The star grew brighter, bigger, and I wondered if my old friends and co-workers still believed it had always been there.  My rations had been reduced to a couple pounds of some sort of meat, a dozen cans of fruits and vegetables and some paper goods a month.  I tried to get a job, but I’d been black balled.  Occasionally I traded some cans of food, or homemade quilts, or some very needed sewing, for some homemade wine and I’d sit in the yard, watching the star grow bigger in the sky and missing my husband and son.

It was a long time since we had an Internet of free exchange, the new President passed a bill and made blogs and forums illegal, so when you logged on the Internet the selection of available sites were much the same as the television.  And it all declared that the star, brighter than the moon and nearly bigger, had always been there and only tinfoil hat wearing nutcases believed differently.

I had to go to a concert the other night to keep my benefits.  I stood in line, hating to be there, but it was an obligation, a way to get paid for the food I received.  There were some beggars, one being the old lady who used to live across the street from me and who rescued so many dogs and cats, back before they were confiscated.  I wished I had something to give her, but money and coins have been made illegal, and I didn’t think to bring any food.  She was emaciated, thin beyond thought, and I remembered the chubby old woman willing to take in any animal.  I sat in the concert, full of patriot messages, and cried, staring at the star that had now grown bigger than the moon. 

I accepted the ride on the bus to bring us back to our now fenced in neighborhood and thinking about Randall.  I thought I was too old to go, I hate that I didn’t go.  I miss him and wonder if he is still alive or if he made it to a place we were told that didn’t exist.  I pulled out the jar in the cabinet, half full of some homemade wine, and I’m drinking it as I write this. 

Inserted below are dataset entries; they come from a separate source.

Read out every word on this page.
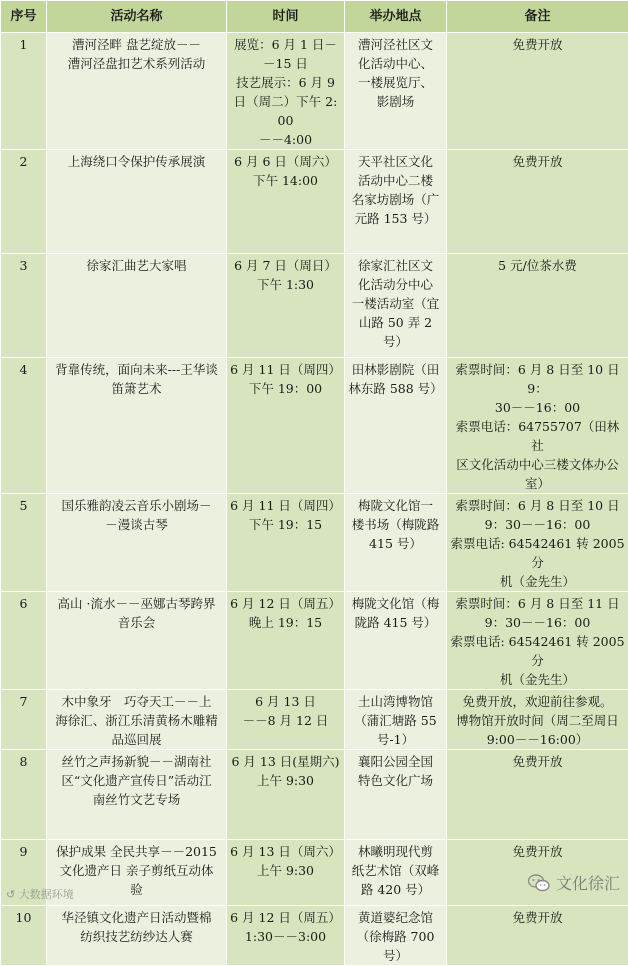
序号	活动名称	时间	举办地点	备注
1	漕河泾畔 盘艺绽放－－
漕河泾盘扣艺术系列活动	展览：6 月 1 日－
－15 日
技艺展示：6 月 9
日（周二）下午 2:00
－－4:00	漕河泾社区文
化活动中心、
一楼展览厅、
影剧场	免费开放

2	上海绕口令保护传承展演	6 月 6 日（周六）
下午 14:00	天平社区文化
活动中心二楼
名家坊剧场（广
元路 153 号）	免费开放

3	徐家汇曲艺大家唱	6 月 7 日（周日）
下午 1:30	徐家汇社区文
化活动分中心
一楼活动室（宜
山路 50 弄 2 号）	5 元/位茶水费

4	背靠传统，面向未来---王华谈
笛箫艺术	6 月 11 日（周四）
下午 19：00	田林影剧院（田
林东路 588 号）	索票时间：6 月 8 日至 10 日 9：
30－－16：00
索票电话：64755707（田林社
区文化活动中心三楼文体办公
室）

5	国乐雅韵凌云音乐小剧场－
－漫谈古琴	6 月 11 日（周四）
下午 19：15	梅陇文化馆一
楼书场（梅陇路
415 号）	索票时间：6 月 8 日至 10 日
9：30－－16：00
索票电话: 64542461 转 2005 分
机（金先生）

6	高山 ·流水－－巫娜古琴跨界
音乐会	6 月 12 日（周五）
晚上 19：15	梅陇文化馆（梅
陇路 415 号）	索票时间：6 月 8 日至 11 日
9：30－－16：00
索票电话: 64542461 转 2005 分
机（金先生）

7	木中象牙　巧夺天工－－上
海徐汇、浙江乐清黄杨木雕精
品巡回展	6 月 13 日
－－8 月 12 日	土山湾博物馆
（蒲汇塘路 55
号-1）	免费开放，欢迎前往参观。
博物馆开放时间（周二至周日
9:00－－16:00）

8	丝竹之声扬新貌－－湖南社
区“文化遗产宣传日”活动江
南丝竹文艺专场	6 月 13 日(星期六)
上午 9:30	襄阳公园全国
特色文化广场	免费开放

9	保护成果 全民共享－－2015
文化遗产日 亲子剪纸互动体
验	6 月 13 日（周六）
上午 9:30	林曦明现代剪
纸艺术馆（双峰
路 420 号）	免费开放

10	华泾镇文化遗产日活动暨棉
纺织技艺纺纱达人赛	6 月 12 日（周五）
1:30－－3:00	黄道婆纪念馆
（徐梅路 700
号）	免费开放
↺ 大数据环境
文化徐汇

The ground is trembling under my feet.  It’s been happening since Earl died and Randall went on his journey, the media says it is nothing new that the earth has always trembled.  It’s also repeated on commercials every half hour that anyone who doesn’t remember the trembling of the earth is mentally ill and we should report them, they also conveniently add a number to call in and say extra rations will be given to those who report.  Did I mention that we must also watch the television?  The usage of the television is monitored as much as the electric, water, and cash. 

I feel like Randall did before he left.  I wish I had been strong enough when he was.  He didn’t even grow up when the world was actually free, but he was smart enough to understand what he was taught of how it was, the freedom, didn’t actually exist, and I was too scared to follow the child.  I pray he’s still alive. 

My bag is packed, my boots are on my feet, and as this new star is lighting the yard brighter than any full moon that ever existed, I’m ready to go.